Directeur opérationnel chez Vinci chargé de ce projet, Salvador Nunez nous expliquait le 10 avril : “C’est important parce qu’il y a eu une erreur ou un oubli historique : les deux autoroutes, pour l’une au Sud, l’ex-partie de l’A 9 et l’A 750 qui mène à l’A 75, elles ne sont pas reliées dans cette partie ouest de Montpellier. Et pour les habitants de l’Ouest de Montpellier, à part la route, il n’y a rien. Certains brament : “Le train !, le train !, le train !” Je ne suis pas contre, je le prends à titre personnel, mais dans cette zone il n’y a pas de voie ferrée ni de tramway, ni de bus express, même s’il paraît qu’il va y en avoir.” Comme Dis-Leur vous l’a expliqué ICI.

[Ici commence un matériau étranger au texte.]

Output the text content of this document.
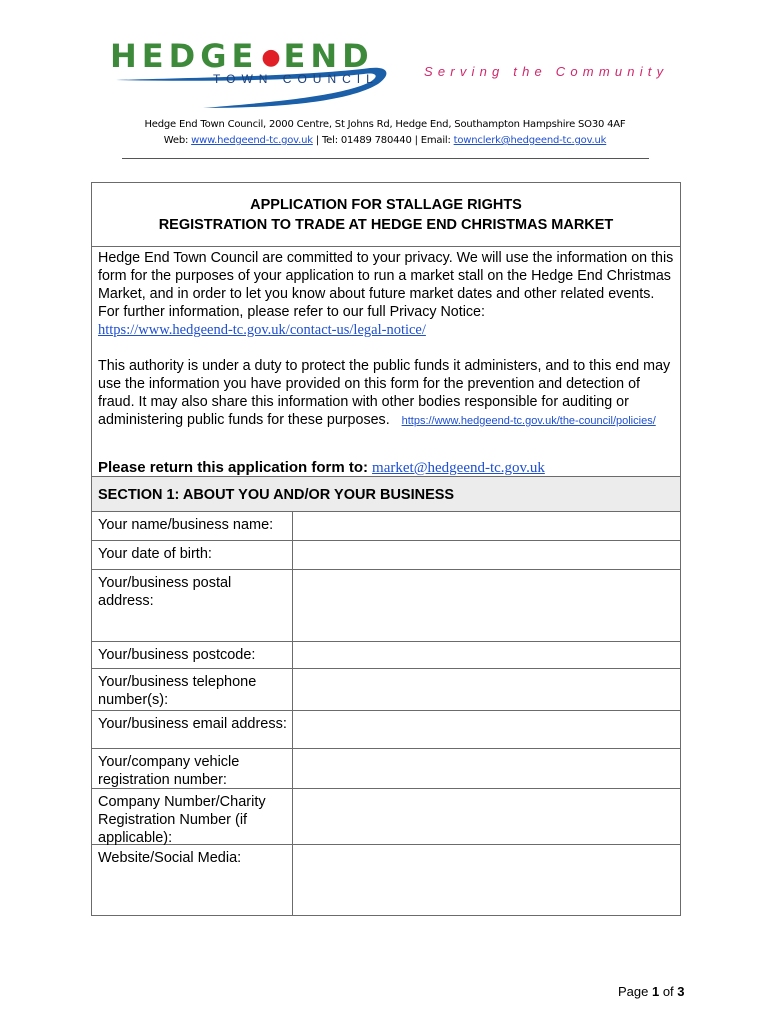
HEDGE ●END
TOWN COUNCIL	Serving the Community
Hedge End Town Council, 2000 Centre, St Johns Rd, Hedge End, Southampton Hampshire SO30 4AF
Web: www.hedgeend-tc.gov.uk | Tel: 01489 780440 | Email: townclerk@hedgeend-tc.gov.uk
APPLICATION FOR STALLAGE RIGHTS
REGISTRATION TO TRADE AT HEDGE END CHRISTMAS MARKET
Hedge End Town Council are committed to your privacy. We will use the information on this form for the purposes of your application to run a market stall on the Hedge End Christmas Market, and in order to let you know about future market dates and other related events. For further information, please refer to our full Privacy Notice:
https://www.hedgeend-tc.gov.uk/contact-us/legal-notice/
This authority is under a duty to protect the public funds it administers, and to this end may use the information you have provided on this form for the prevention and detection of fraud. It may also share this information with other bodies responsible for auditing or administering public funds for these purposes. https://www.hedgeend-tc.gov.uk/the-council/policies/
Please return this application form to: market@hedgeend-tc.gov.uk
SECTION 1: ABOUT YOU AND/OR YOUR BUSINESS
Your name/business name:
Your date of birth:
Your/business postal address:
Your/business postcode:
Your/business telephone number(s):
Your/business email address:
Your/company vehicle registration number:
Company Number/Charity Registration Number (if applicable):
Website/Social Media:
Page 1 of 3
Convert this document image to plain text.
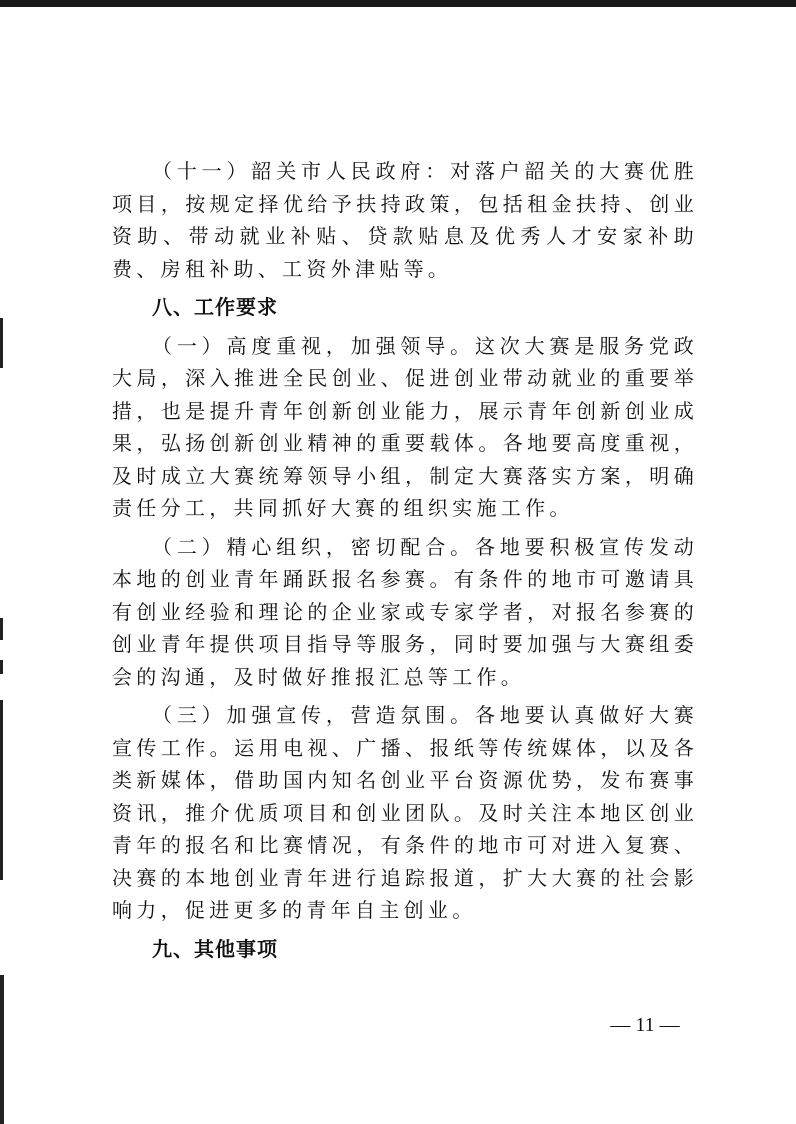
（十一）韶关市人民政府：对落户韶关的大赛优胜项目，按规定择优给予扶持政策，包括租金扶持、创业资助、带动就业补贴、贷款贴息及优秀人才安家补助费、房租补助、工资外津贴等。

八、工作要求

（一）高度重视，加强领导。这次大赛是服务党政大局，深入推进全民创业、促进创业带动就业的重要举措，也是提升青年创新创业能力，展示青年创新创业成果，弘扬创新创业精神的重要载体。各地要高度重视，及时成立大赛统筹领导小组，制定大赛落实方案，明确责任分工，共同抓好大赛的组织实施工作。

（二）精心组织，密切配合。各地要积极宣传发动本地的创业青年踊跃报名参赛。有条件的地市可邀请具有创业经验和理论的企业家或专家学者，对报名参赛的创业青年提供项目指导等服务，同时要加强与大赛组委会的沟通，及时做好推报汇总等工作。

（三）加强宣传，营造氛围。各地要认真做好大赛宣传工作。运用电视、广播、报纸等传统媒体，以及各类新媒体，借助国内知名创业平台资源优势，发布赛事资讯，推介优质项目和创业团队。及时关注本地区创业青年的报名和比赛情况，有条件的地市可对进入复赛、决赛的本地创业青年进行追踪报道，扩大大赛的社会影响力，促进更多的青年自主创业。

九、其他事项

— 11 —
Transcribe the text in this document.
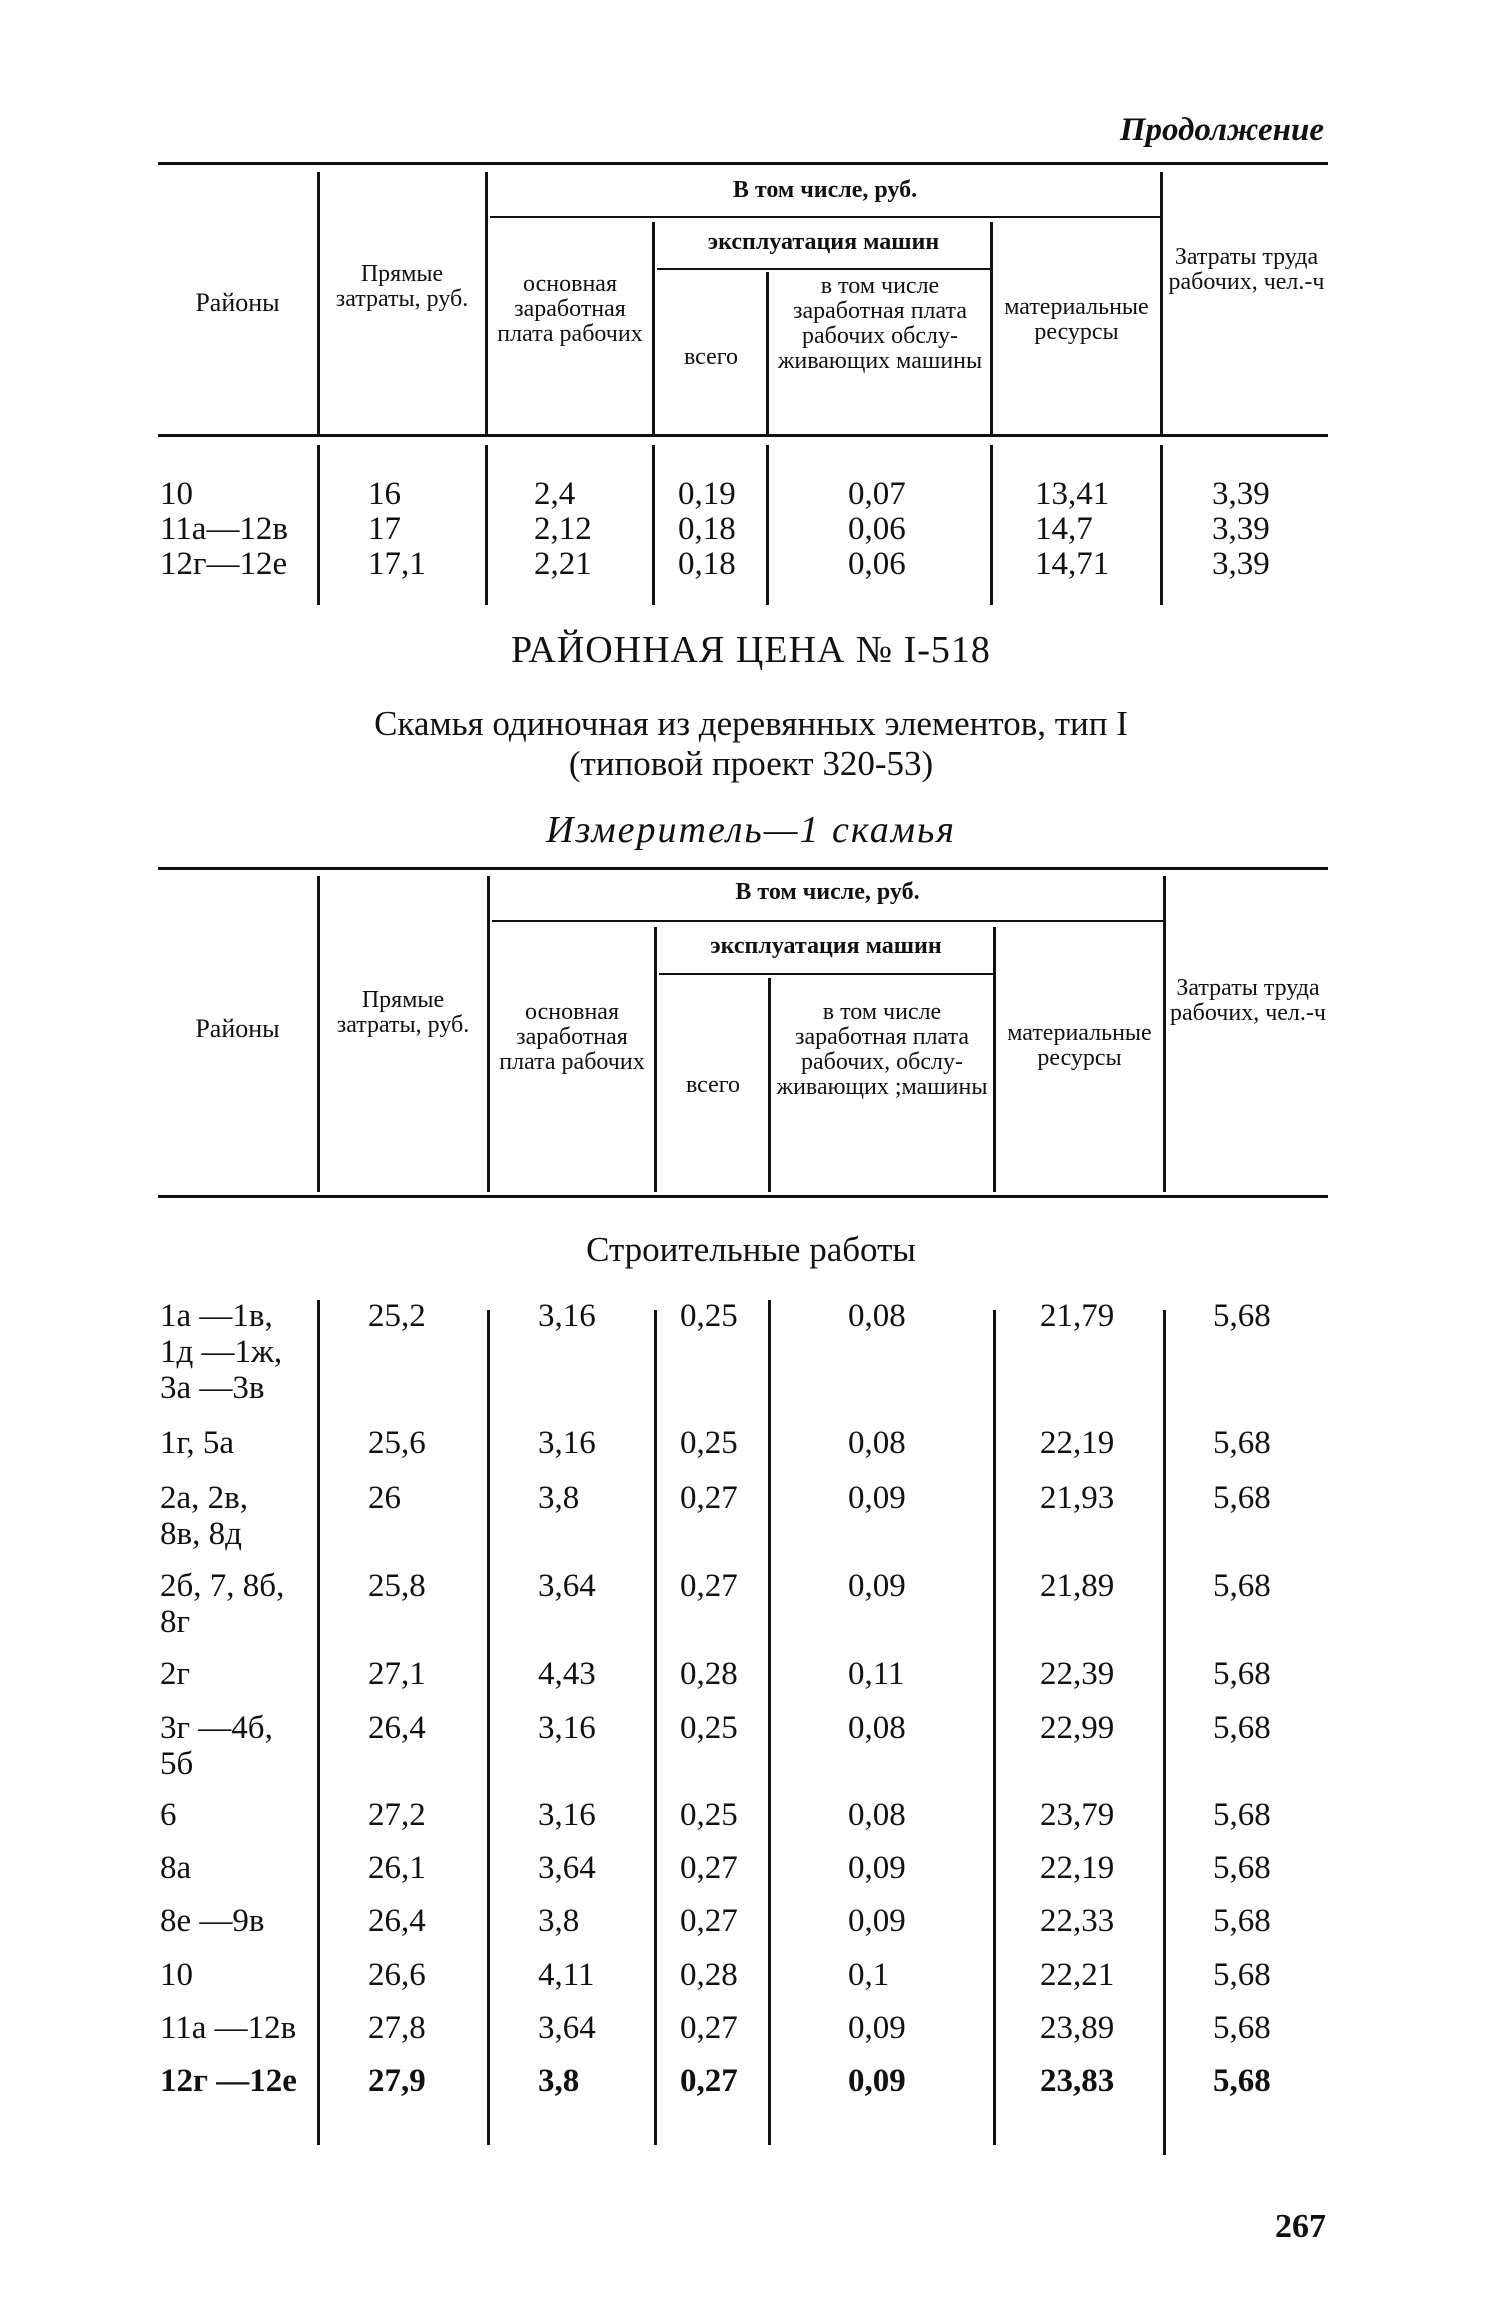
Продолжение
Районы
Прямые затраты, руб.
В том числе, руб.
основная заработная плата рабочих
эксплуатация машин
всего
в том числе заработная плата рабочих обслуживающих машины
материальные ресурсы
Затраты труда рабочих, чел.-ч
10	16	2,4	0,19	0,07	13,41	3,39
11а—12в 17	2,12	0,18	0,06	14,7	3,39
12г—12е 17,1	2,21	0,18	0,06	14,71	3,39
РАЙОННАЯ ЦЕНА № I-518
Скамья одиночная из деревянных элементов, тип I
(типовой проект 320-53)
Измеритель—1 скамья
Районы
Прямые затраты, руб.
В том числе, руб.
основная заработная плата рабочих
эксплуатация машин
всего
в том числе заработная плата рабочих, обслуживающих ;машины
материальные ресурсы
Затраты труда рабочих, чел.-ч
Строительные работы
1а —1в,
1д —1ж,
3а —3в
25,2	3,16	0,25	0,08	21,79	5,68
1г, 5а	25,6	3,16	0,25	0,08	22,19	5,68
2а, 2в,
8в, 8д
26	3,8	0,27	0,09	21,93	5,68
2б, 7, 8б,
8г
25,8	3,64	0,27	0,09	21,89	5,68
2г	27,1	4,43	0,28	0,11	22,39	5,68
3г —4б,
5б
26,4	3,16	0,25	0,08	22,99	5,68
6	27,2	3,16	0,25	0,08	23,79	5,68
8а	26,1	3,64	0,27	0,09	22,19	5,68
8е —9в	26,4	3,8	0,27	0,09	22,33	5,68
10	26,6	4,11	0,28	0,1	22,21	5,68
11а —12в 27,8	3,64	0,27	0,09	23,89	5,68
12г —12е 27,9	3,8	0,27	0,09	23,83	5,68
267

Maquette du futur contournement ouest de Montpellier. DR.

“Quand vous devez aller à Gignac… C’est la voiture. En attendant, le problème des bouchons empire. Nous, nous proposons une solution face au casse-tête de tous les matins où 70 000 à 80 000 personnes se déplacent en voiture matin et soir pour aller travailler. Les sondages que j’ai pu mener depuis trois ans par la voie de questionnaires, on arrive à 90 % de gens qui sont favorables à ce contournement Ouest. Ils ne sont pas pour parce qu’ils aiment les Autoroutes du Sud de la France ; ils sont pour parce que c’est la seule solution financée qu’on leur propose pour répondre à leur problème.”

Un coût de 300 M€

ASF s’y retrouve-t-elle financièrement parce que cette nouvelle voie rabattrait des automobilistes vers les l’A9, payante… ? “Beaucoup de gens racontent des âneries. On le fait parce que, et c’est une habitude chez ASF, de répondre positivement quand l’Etat nous demande de faire ce genre de projet. Ensuite, dès lors que l’on récupère de l’argent au travers de surpéages, on récupère notre investissement. Le “Com”, qui n’aura pas de péage, n’est pas un objectif pour grandir ou je ne sais quoi d’autre.” Salvador Nunez ajoute : “Et comme tous les oublis, cela finit par coûter plus cher. Le projet passé en 2021 avec l’Etat était de 270 M€. Il est aujourd’hui d’environ 300 M€. Qui paie ? à 100 %, les Autoroutes du Sud de la France (ASF).